Assume $R$ is communtative, I want to prove $R[x_1,....,x_n] \cong R[x_{\pi(1)},.......,x_{\pi(n)}]$ where $\pi$ is a fixed permutation map.
So I want to consider a similar easier, problem.

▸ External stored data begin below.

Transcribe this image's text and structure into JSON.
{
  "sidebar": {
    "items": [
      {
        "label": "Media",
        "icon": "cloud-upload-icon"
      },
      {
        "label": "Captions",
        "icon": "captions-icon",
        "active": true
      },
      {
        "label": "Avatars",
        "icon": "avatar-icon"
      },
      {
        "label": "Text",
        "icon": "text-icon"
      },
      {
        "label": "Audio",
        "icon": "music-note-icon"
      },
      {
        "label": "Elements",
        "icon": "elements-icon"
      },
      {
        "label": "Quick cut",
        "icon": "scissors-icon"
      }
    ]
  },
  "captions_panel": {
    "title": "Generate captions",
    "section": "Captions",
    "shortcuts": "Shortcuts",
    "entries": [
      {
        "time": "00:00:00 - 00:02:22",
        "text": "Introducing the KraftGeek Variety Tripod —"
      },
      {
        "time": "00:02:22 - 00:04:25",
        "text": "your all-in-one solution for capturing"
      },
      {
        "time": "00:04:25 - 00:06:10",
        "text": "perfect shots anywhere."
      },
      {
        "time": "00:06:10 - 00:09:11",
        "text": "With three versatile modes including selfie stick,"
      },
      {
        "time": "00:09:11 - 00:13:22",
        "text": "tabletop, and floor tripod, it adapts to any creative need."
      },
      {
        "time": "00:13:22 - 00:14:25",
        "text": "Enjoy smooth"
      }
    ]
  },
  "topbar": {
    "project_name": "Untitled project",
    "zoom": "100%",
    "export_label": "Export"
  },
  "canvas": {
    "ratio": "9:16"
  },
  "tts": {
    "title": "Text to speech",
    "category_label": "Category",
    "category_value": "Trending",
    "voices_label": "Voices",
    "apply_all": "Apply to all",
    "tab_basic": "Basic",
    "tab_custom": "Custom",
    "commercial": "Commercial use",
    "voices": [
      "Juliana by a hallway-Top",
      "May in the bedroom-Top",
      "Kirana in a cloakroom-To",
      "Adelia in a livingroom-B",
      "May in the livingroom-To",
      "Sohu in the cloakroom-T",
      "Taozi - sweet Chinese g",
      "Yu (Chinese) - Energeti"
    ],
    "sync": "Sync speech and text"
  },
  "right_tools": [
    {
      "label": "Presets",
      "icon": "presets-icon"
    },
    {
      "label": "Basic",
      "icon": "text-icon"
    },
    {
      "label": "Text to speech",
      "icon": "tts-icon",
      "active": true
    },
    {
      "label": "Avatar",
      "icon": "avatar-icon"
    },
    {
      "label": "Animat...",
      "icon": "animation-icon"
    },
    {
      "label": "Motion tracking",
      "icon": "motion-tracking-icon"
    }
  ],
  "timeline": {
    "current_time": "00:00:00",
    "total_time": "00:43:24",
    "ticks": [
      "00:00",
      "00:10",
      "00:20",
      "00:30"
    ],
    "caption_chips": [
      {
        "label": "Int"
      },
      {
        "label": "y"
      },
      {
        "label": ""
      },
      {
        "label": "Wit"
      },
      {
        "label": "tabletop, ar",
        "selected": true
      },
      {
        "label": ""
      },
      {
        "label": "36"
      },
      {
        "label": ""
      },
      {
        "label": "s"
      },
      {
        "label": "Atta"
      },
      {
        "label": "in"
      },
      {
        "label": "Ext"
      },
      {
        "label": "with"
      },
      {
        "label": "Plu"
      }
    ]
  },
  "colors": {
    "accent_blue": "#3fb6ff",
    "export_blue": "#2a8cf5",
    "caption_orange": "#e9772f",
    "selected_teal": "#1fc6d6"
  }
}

Prove $R[x,y] \cong R[y,x]$
Even then I'm stuck.
I cant seem to construct a bijective, homomorphic map between these 2 Rings.
Any help or insight regarding this problem is deeply appreciated.
Let be $R[x,y]=(R[x])(y)=R_1[y]$ ,then $f(x,y)\in R[x,y]$ can be written by form $f(x,y)=\sum_{j=0} ^{n} a_j(x)y^j; a_j(x)=\sum_{i=0} ^{m}a_{ij}x^i; a_{ij} \in R $, so $f(x,y)=\sum_{i=0} ^{m}\sum_{j=0} ^{n} a_{ij}x^iy^j $. In similar way we have $f(y,x)=\sum_{i=0} ^{m}\sum_{j=0} ^{n} b_{ij}y^jx^i=\sum_{i=0} ^{m}\sum_{j=0} ^{n} b_{ij}x^iy^j$ and we prove that the written is unique $\sum_{i=0} ^{m}\sum_{j=0} ^{n} a_{ij}x^iy^j=\sum_{i=0} ^{m}\sum_{j=0} ^{n} b_{ij}x^iy^j \Leftrightarrow a_{ij}=b_{ij} $. Therefore $R[x,y]=R[y,x]$
In general $R[x_1,..,x_n]=(R[x_1,..,x_{n-1})[x_n]; n>1$ in similar way we have $R[x_1,..,x_n]=R[x_{\sigma(1)},..,x_{\sigma(n)}]$
Second way:
Hint: we know in $R[x]$ that $ax=xa \forall a\in R$, then $x\in C(R[x])$
by using then hint in general case ($R[x_1,..,x_n]$) we note that $x_1,..,x_n \in C(R[x_1,..,x_n])$ then the arrangement of elements $x_i $ to $R$ has no effect
In the case of two variables convince yourself that $R[x,y] \cong R[a,b]$, by simply relabeling the indeterminates. For the same reason we have that $R[y,x] \cong R[a,b]$.